Ritter claimed that the SIS operation secretly incorporated the United Nations Special Commission investigation into Iraq's alleged stockpiles of Weapons of Mass Destruction (WMD) into what he described as its propaganda efforts by recruiting him, a UN weapons inspector and former MI6 collaborator, to provide copies of UN documents and reports on their findings to MI6.

In his book, Iraq Confidential (2005), Ritter described what he said was an MI6-run psychological warfare effort, known as Operation Mass Appeal. According to Ritter: "Mass Appeal served as a focal point for passing MI6 intelligence on Iraq to the media, both in the UK and around the world. The goal was to help shape public opinion about Iraq and the threat posed by WMD." He said MI6 propaganda specialists claimed they could spread the misinformation through "editors and writers who work with us from time to time".

Ritter, in an interview with Amy Goodman of the US news website Democracy Now!, described how he, as an arms inspector for the United Nations Special Commission on Iraq Weapons of Mass Destruction—and UNSCOM itself—became deeply involved in MI6's "Operation Mass Appeal":

I ran intelligence operations for the United Nations in regards to the disarmament of Iraq. That was my job. Part of this job in 1997 and 1998 took on a propaganda aspect, given the fact that we had launched a series of controversial and confrontational inspections in Iraq, which although successful from a disarmament standpoint in exposing aspects of the Iraqi account which were not accurate, were causing problems for the United Nations in the Security Council […] We made a decision. We, being Richard Butler, the Executive Chairman who ran UNSCOM, and his senior staff members, of which I was one, that we needed to clean up our public image, and we did a number of things […] [In December of 1997] I was approached by the British intelligence service, which I had, again, a long relationship with, of an official nature, to see if there was any information in the archives of UNSCOM that could be handed to the British, so that they could in turn work it over, determine its veracity, and then seek to plant it in media outlets around the world, in an effort to try to shape the public opinion of those countries, and then indirectly, through, for instance, a report showing up in the Polish press, shape public opinion in Great Britain and the United States.

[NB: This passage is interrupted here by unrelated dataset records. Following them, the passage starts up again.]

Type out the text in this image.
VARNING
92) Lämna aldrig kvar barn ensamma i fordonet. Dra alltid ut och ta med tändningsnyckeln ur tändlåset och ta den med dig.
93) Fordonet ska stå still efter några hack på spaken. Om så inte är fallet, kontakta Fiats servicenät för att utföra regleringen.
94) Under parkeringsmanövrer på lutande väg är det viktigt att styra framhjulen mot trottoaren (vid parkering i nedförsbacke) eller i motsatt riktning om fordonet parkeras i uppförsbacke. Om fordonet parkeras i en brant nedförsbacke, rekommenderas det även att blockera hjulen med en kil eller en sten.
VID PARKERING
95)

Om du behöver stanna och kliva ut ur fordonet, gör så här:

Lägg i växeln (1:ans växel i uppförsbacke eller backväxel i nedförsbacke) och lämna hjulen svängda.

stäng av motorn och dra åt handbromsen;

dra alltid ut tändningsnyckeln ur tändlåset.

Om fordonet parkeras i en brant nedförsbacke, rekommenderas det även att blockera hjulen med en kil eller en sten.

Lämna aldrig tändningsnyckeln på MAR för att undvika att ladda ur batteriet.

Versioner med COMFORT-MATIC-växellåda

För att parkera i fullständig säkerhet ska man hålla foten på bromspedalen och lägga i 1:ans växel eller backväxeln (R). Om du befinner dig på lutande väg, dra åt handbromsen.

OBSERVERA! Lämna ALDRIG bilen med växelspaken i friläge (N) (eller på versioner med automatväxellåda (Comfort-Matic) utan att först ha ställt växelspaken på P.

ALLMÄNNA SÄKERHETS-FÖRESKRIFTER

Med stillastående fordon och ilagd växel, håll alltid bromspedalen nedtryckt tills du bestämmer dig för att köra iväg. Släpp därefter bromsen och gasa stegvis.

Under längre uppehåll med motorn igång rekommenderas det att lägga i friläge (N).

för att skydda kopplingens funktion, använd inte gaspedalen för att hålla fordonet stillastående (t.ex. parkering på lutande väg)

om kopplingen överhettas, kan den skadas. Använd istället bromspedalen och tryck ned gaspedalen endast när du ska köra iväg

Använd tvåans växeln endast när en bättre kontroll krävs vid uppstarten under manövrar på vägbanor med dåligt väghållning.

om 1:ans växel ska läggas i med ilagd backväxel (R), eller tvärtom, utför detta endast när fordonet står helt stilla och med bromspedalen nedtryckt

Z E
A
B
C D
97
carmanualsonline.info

I went to Richard Butler with the request from the British. He said that he supported this, and we initiated a cooperation that was very short-lived. The first reports were passed to the British sometime in February of 1998. There was a detailed planning meeting in June of 1998, and I resigned in August of 1998. [...] This is an operation – Operation Mass Appeal, that had been going on prior to UNSCOM being asked to be the source of particular data, and it’s an operation that continued after my resignation.